Un livre plein d'énergie, qui permet de se recentrer sur l'essentiel, d'aimer la vie Fort de milliers de rencontres, de témoignages, de confidences reçues, fort aussi de son inlassable action de prêtre-éducateur auprès de nombreux jeunes qu'il a sauvés, les extrayant de la rue, de la drogue, de la violence, Guy Gilbert a voulu partager dans ce livre son immense amour de la vie, sa confiance en l'humain, son regard sur le monde contemporain, sa foi en un Dieu-Amour qui soutient chacun d'entre nous, dans tous les compartiments de notre existence. Cet ouvrage appelle chaque individu à cultiver des vertus comme la patience, l'humilité, l'amitié, la tolérance, le respect, le pardon, la bonne humeur... elles lui seront utiles pour trouver un équilibre.
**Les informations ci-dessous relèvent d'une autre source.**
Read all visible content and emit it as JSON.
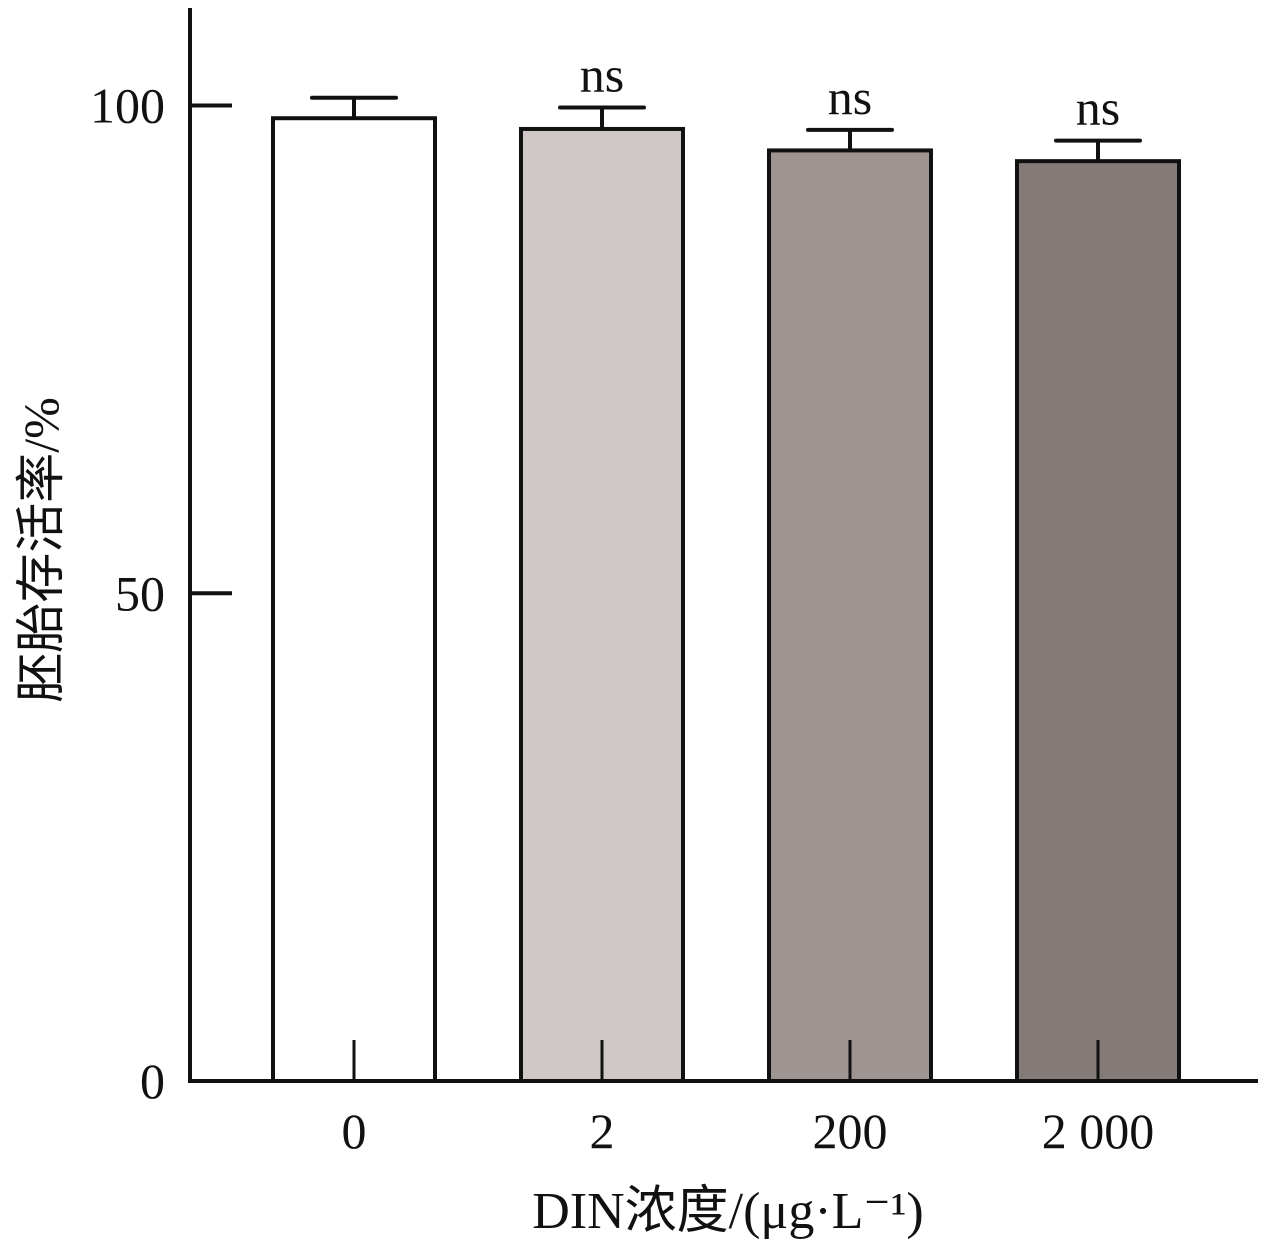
{
  "chart_data": {
    "type": "bar",
    "title": "",
    "xlabel": "DIN浓度/(μg·L⁻¹)",
    "ylabel": "胚胎存活率/%",
    "categories": [
      "0",
      "2",
      "200",
      "2 000"
    ],
    "values": [
      98.7,
      97.6,
      95.4,
      94.3
    ],
    "errors": [
      2.1,
      2.2,
      2.1,
      2.1
    ],
    "annotations": [
      "",
      "ns",
      "ns",
      "ns"
    ],
    "ylim": [
      0,
      110
    ],
    "yticks": [
      0,
      50,
      100
    ],
    "ytick_labels": [
      "0",
      "50",
      "100"
    ],
    "grid": false,
    "colors": [
      "#ffffff",
      "#d0c8c6",
      "#9e9593",
      "#847a77"
    ]
  }
}
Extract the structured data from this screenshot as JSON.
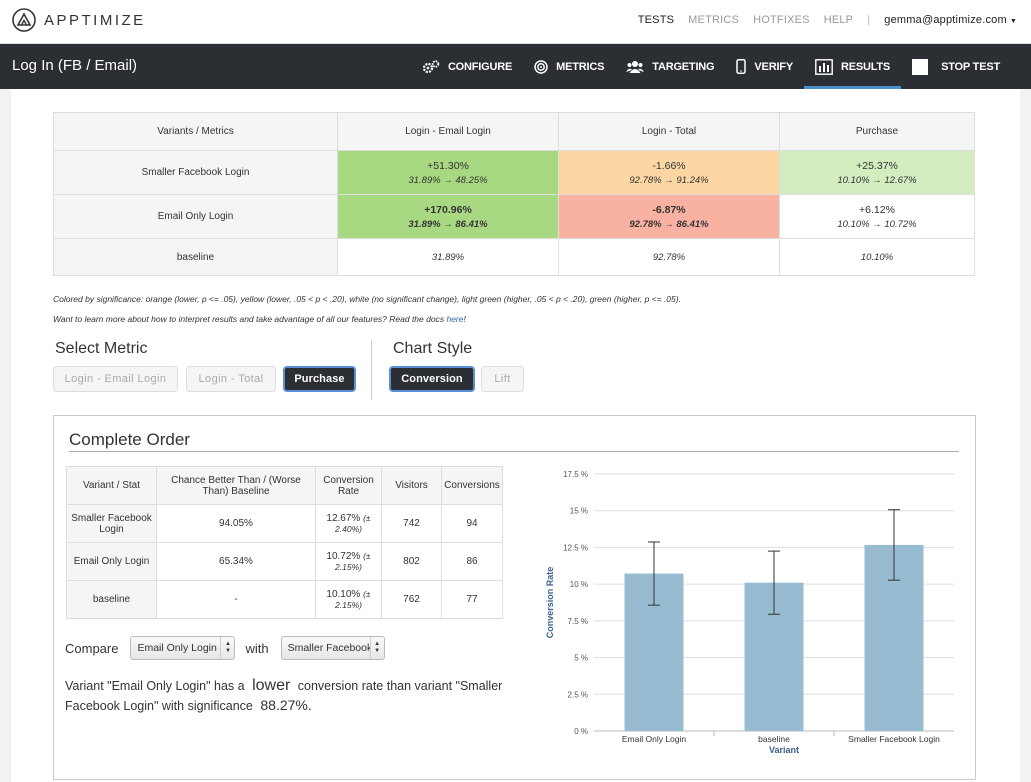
{
  "brand": {
    "name": "APPTIMIZE"
  },
  "topnav": {
    "tests": "TESTS",
    "metrics": "METRICS",
    "hotfixes": "HOTFIXES",
    "help": "HELP",
    "separator": "|",
    "user": "gemma@apptimize.com"
  },
  "experiment": {
    "title": "Log In (FB / Email)"
  },
  "tabs": [
    {
      "label": "CONFIGURE",
      "icon": "gears-icon"
    },
    {
      "label": "METRICS",
      "icon": "target-icon"
    },
    {
      "label": "TARGETING",
      "icon": "users-icon"
    },
    {
      "label": "VERIFY",
      "icon": "phone-icon"
    },
    {
      "label": "RESULTS",
      "icon": "bar-chart-icon",
      "active": true
    },
    {
      "label": "STOP TEST",
      "icon": "stop-icon"
    }
  ],
  "results_table": {
    "header": [
      "Variants / Metrics",
      "Login - Email Login",
      "Login - Total",
      "Purchase"
    ],
    "rows": [
      {
        "name": "Smaller Facebook Login",
        "cells": [
          {
            "pct": "+51.30%",
            "range": "31.89% → 48.25%",
            "color": "#a8d982"
          },
          {
            "pct": "-1.66%",
            "range": "92.78% → 91.24%",
            "color": "#fcd7a4"
          },
          {
            "pct": "+25.37%",
            "range": "10.10% → 12.67%",
            "color": "#d3ecc0"
          }
        ]
      },
      {
        "name": "Email Only Login",
        "cells": [
          {
            "pct": "+170.96%",
            "range": "31.89% → 86.41%",
            "color": "#a8d982"
          },
          {
            "pct": "-6.87%",
            "range": "92.78% → 86.41%",
            "color": "#f9b1a2"
          },
          {
            "pct": "+6.12%",
            "range": "10.10% → 10.72%",
            "color": "#ffffff"
          }
        ]
      },
      {
        "name": "baseline",
        "cells": [
          "31.89%",
          "92.78%",
          "10.10%"
        ]
      }
    ]
  },
  "notes": {
    "significance": "Colored by significance: orange (lower, p <= .05), yellow (lower, .05 < p < .20), white (no significant change), light green (higher, .05 < p < .20), green (higher, p <= .05).",
    "learn_more": "Want to learn more about how to interpret results and take advantage of all our features? Read the docs",
    "link": "here",
    "end": "!"
  },
  "select_metric": {
    "title": "Select Metric",
    "options": [
      "Login - Email Login",
      "Login - Total",
      "Purchase"
    ],
    "selected": "Purchase"
  },
  "chart_style": {
    "title": "Chart Style",
    "options": [
      "Conversion",
      "Lift"
    ],
    "selected": "Conversion"
  },
  "order": {
    "title": "Complete Order",
    "table": {
      "header": [
        "Variant / Stat",
        "Chance Better Than / (Worse Than) Baseline",
        "Conversion Rate",
        "Visitors",
        "Conversions"
      ],
      "rows": [
        {
          "name": "Smaller Facebook Login",
          "chance": "94.05%",
          "rate": "12.67%",
          "err": "(± 2.40%)",
          "visitors": "742",
          "conversions": "94"
        },
        {
          "name": "Email Only Login",
          "chance": "65.34%",
          "rate": "10.72%",
          "err": "(± 2.15%)",
          "visitors": "802",
          "conversions": "86"
        },
        {
          "name": "baseline",
          "chance": "-",
          "rate": "10.10%",
          "err": "(± 2.15%)",
          "visitors": "762",
          "conversions": "77"
        }
      ]
    },
    "compare": {
      "label": "Compare",
      "with": "with",
      "a": "Email Only Login",
      "b": "Smaller Facebook"
    },
    "significance": {
      "p1": "Variant \"Email Only Login\" has a",
      "direction": "lower",
      "p2": "conversion rate than variant \"Smaller Facebook Login\" with significance",
      "value": "88.27%."
    }
  },
  "chart_data": {
    "type": "bar",
    "categories": [
      "Email Only Login",
      "baseline",
      "Smaller Facebook Login"
    ],
    "values": [
      10.72,
      10.1,
      12.67
    ],
    "errors": [
      2.15,
      2.15,
      2.4
    ],
    "xlabel": "Variant",
    "ylabel": "Conversion Rate",
    "ylim": [
      0,
      17.5
    ],
    "yticks": [
      "0 %",
      "2.5 %",
      "5 %",
      "7.5 %",
      "10 %",
      "12.5 %",
      "15 %",
      "17.5 %"
    ],
    "grid": true,
    "color": "#97bcd1"
  }
}
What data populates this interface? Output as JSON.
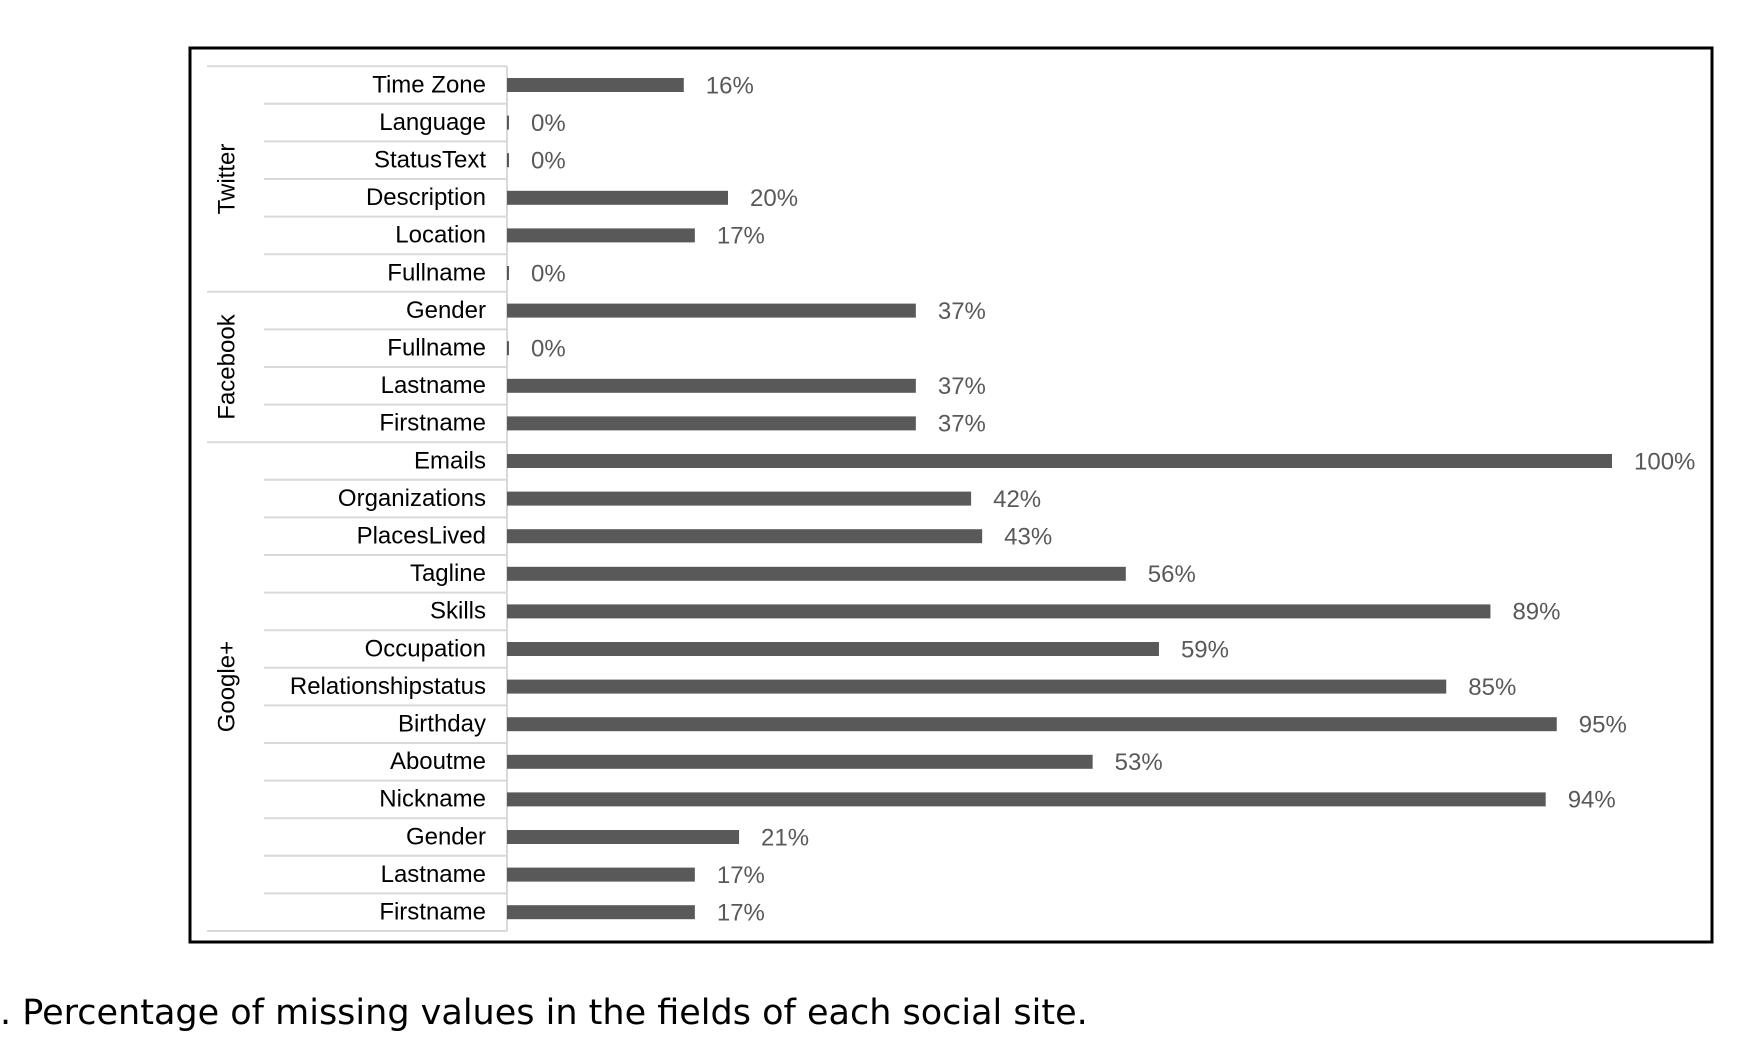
{
  "caption": ".  Percentage of missing values in the fields of each social site.",
  "colors": {
    "bar": "#595959",
    "value_text": "#595959",
    "frame": "#000000",
    "rule": "#d9d9d9"
  },
  "chart_data": {
    "type": "bar",
    "orientation": "horizontal",
    "title": "",
    "xlabel": "",
    "ylabel": "",
    "xlim": [
      0,
      100
    ],
    "value_suffix": "%",
    "groups": [
      {
        "name": "Twitter",
        "categories": [
          "Time Zone",
          "Language",
          "StatusText",
          "Description",
          "Location",
          "Fullname"
        ],
        "values": [
          16,
          0,
          0,
          20,
          17,
          0
        ]
      },
      {
        "name": "Facebook",
        "categories": [
          "Gender",
          "Fullname",
          "Lastname",
          "Firstname"
        ],
        "values": [
          37,
          0,
          37,
          37
        ]
      },
      {
        "name": "Google+",
        "categories": [
          "Emails",
          "Organizations",
          "PlacesLived",
          "Tagline",
          "Skills",
          "Occupation",
          "Relationshipstatus",
          "Birthday",
          "Aboutme",
          "Nickname",
          "Gender",
          "Lastname",
          "Firstname"
        ],
        "values": [
          100,
          42,
          43,
          56,
          89,
          59,
          85,
          95,
          53,
          94,
          21,
          17,
          17
        ]
      }
    ]
  }
}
Et aussi pour mieux s'engager dans la société, par exemple en faveur de l'écologie, de la lutte contre la misère et contre la violence. Guy Gilbert donne aussi de précieux conseils à ceux qui travaillent, aux célibataires, aux mères élevant seules leurs enfants, à la famille, aux grands-parents, aux personnes âgées, aux malades... Il aborde aussi des questions de foi : les charismes, le rosaire, les vocations et les séminaristes, le péché, la prière, l'humanité du Christ... Les années n'ont pas enlevé au père Gilbert son inépuisable énergie, sa mobilisation de tous les instants en faveur des questions d'aujourd'hui. Il appelle chacun à évoluer, à " se bouger ", car dans le mouvement réside l'amélioration de nos destins. C'est ainsi que la vie nous aimera.